Also in the future is a particularly scary sort of crime boss nicknamed The Rainmaker. I’m not at all sure why. It seems an odd sort of nickname for a crime boss, which the Rainmaker apparently is, but then, who’s going to argue with the scary and important criminal? Joe-of-the-future’s plan is to stop the whole Rainmaker debacle before it happens, because the future is heavily influenced by the Terminator series.

Younger Joe, meanwhile, is on the run and going through withdrawals when he ends up on a farm belonging to Emily Blunt of Adjustment Bureau. She lives there with a little boy, Cid, played by Pierce Gagnon of One Tree Hill, who may or may not be her son but is definitely a scary kid. Remember the fearless little girl from Don’t Be Afraid of the Dark? This kid could be her younger, scarier brother.

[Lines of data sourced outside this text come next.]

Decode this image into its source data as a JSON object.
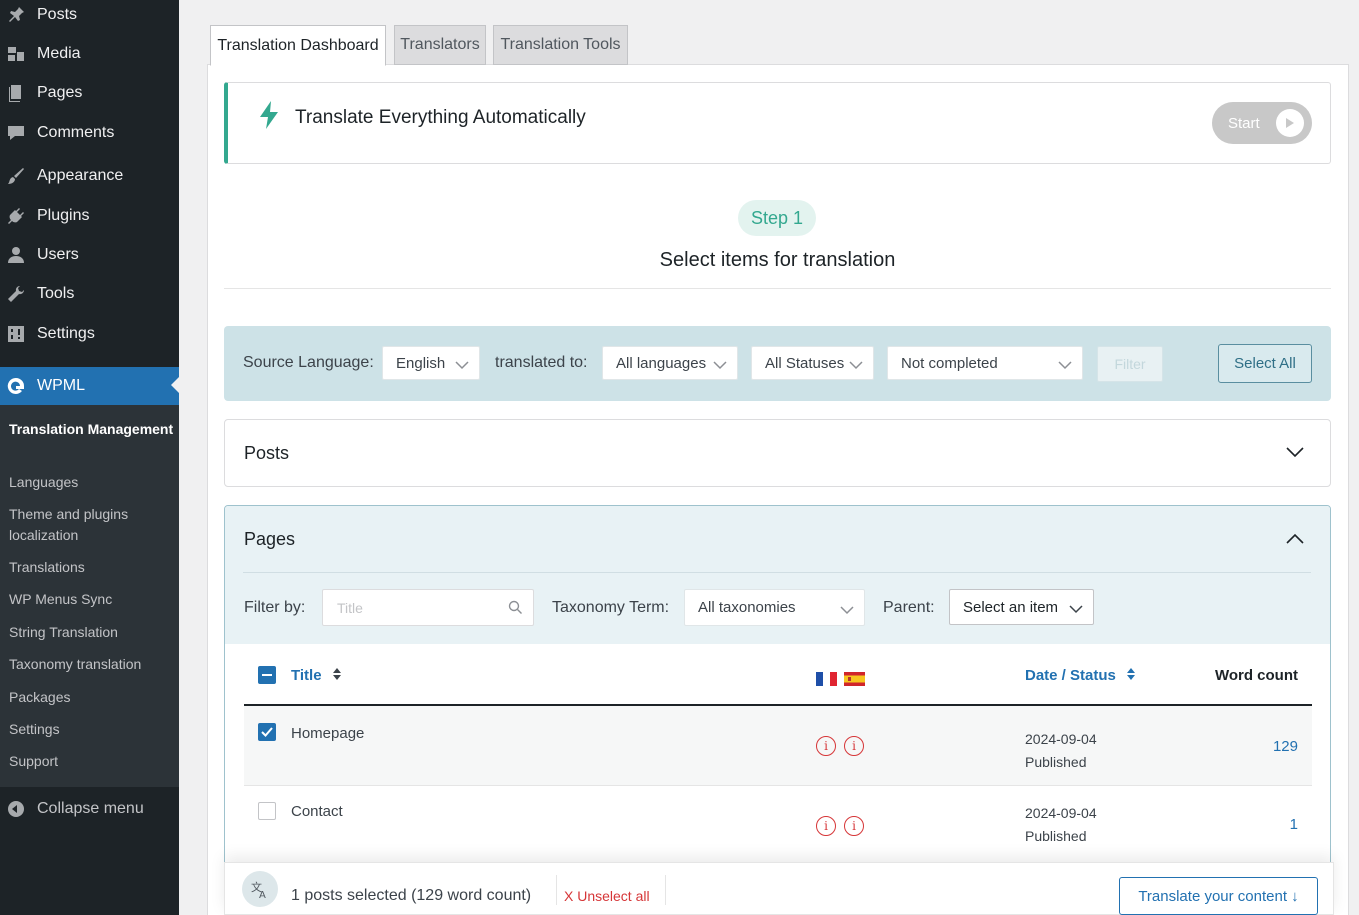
{
  "sidebar": {
    "menu": [
      {
        "label": "Posts",
        "icon": "pin-icon"
      },
      {
        "label": "Media",
        "icon": "media-icon"
      },
      {
        "label": "Pages",
        "icon": "pages-icon"
      },
      {
        "label": "Comments",
        "icon": "comment-icon"
      },
      {
        "label": "Appearance",
        "icon": "brush-icon"
      },
      {
        "label": "Plugins",
        "icon": "plug-icon"
      },
      {
        "label": "Users",
        "icon": "user-icon"
      },
      {
        "label": "Tools",
        "icon": "wrench-icon"
      },
      {
        "label": "Settings",
        "icon": "sliders-icon"
      }
    ],
    "wpml": "WPML",
    "submenu": [
      "Translation Management",
      "Languages",
      "Theme and plugins localization",
      "Translations",
      "WP Menus Sync",
      "String Translation",
      "Taxonomy translation",
      "Packages",
      "Settings",
      "Support"
    ],
    "collapse": "Collapse menu"
  },
  "tabs": [
    "Translation Dashboard",
    "Translators",
    "Translation Tools"
  ],
  "auto_translate": {
    "title": "Translate Everything Automatically",
    "start": "Start"
  },
  "step": {
    "pill": "Step 1",
    "title": "Select items for translation"
  },
  "filters": {
    "source_label": "Source Language:",
    "source_value": "English",
    "translated_label": "translated to:",
    "languages_value": "All languages",
    "statuses_value": "All Statuses",
    "completion_value": "Not completed",
    "filter_button": "Filter",
    "select_all": "Select All"
  },
  "posts_section": {
    "title": "Posts"
  },
  "pages_section": {
    "title": "Pages",
    "filter_by": "Filter by:",
    "title_placeholder": "Title",
    "taxonomy_label": "Taxonomy Term:",
    "taxonomy_value": "All taxonomies",
    "parent_label": "Parent:",
    "parent_value": "Select an item"
  },
  "table": {
    "col_title": "Title",
    "col_date": "Date / Status",
    "col_wordcount": "Word count",
    "flags": [
      "french-flag",
      "spanish-flag"
    ],
    "rows": [
      {
        "title": "Homepage",
        "date": "2024-09-04",
        "status": "Published",
        "word_count": "129",
        "checked": true
      },
      {
        "title": "Contact",
        "date": "2024-09-04",
        "status": "Published",
        "word_count": "1",
        "checked": false
      }
    ]
  },
  "bottom_bar": {
    "selected": "1 posts selected (129 word count)",
    "unselect": "X Unselect all",
    "translate": "Translate your content ↓"
  },
  "colors": {
    "sidebar_bg": "#1d2327",
    "wp_blue": "#2271b1",
    "wpml_teal": "#33a88f",
    "filter_bar": "#cde2e7",
    "error_red": "#d63638"
  }
}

The rest is pretty confusing, so be prepared to pay attention. The future changes pretty quickly while people are dying in various hideous ways. It is an action movie, no doubt of that, but it also messes with your mind in something of the same way that Memento does. It isn’t as mind-blowing as Inception, at least. But it’s one of those in-between sort of films that people might miss because they think it’s just an action movie when they’re in the mood for something more thought-provoking, or vice versa.

It’s a good movie, though, whatever genre you decide it is. Four out of five. The scenes with Bruce Willis and Joseph Gordon-Levitt (he wears a prosthetic nose to help him look more like a younger Willis) are great, though it’s a little strange to realize that each is trying to outmacho himself. I guess that’s another good reason to outlaw that pesky time travel.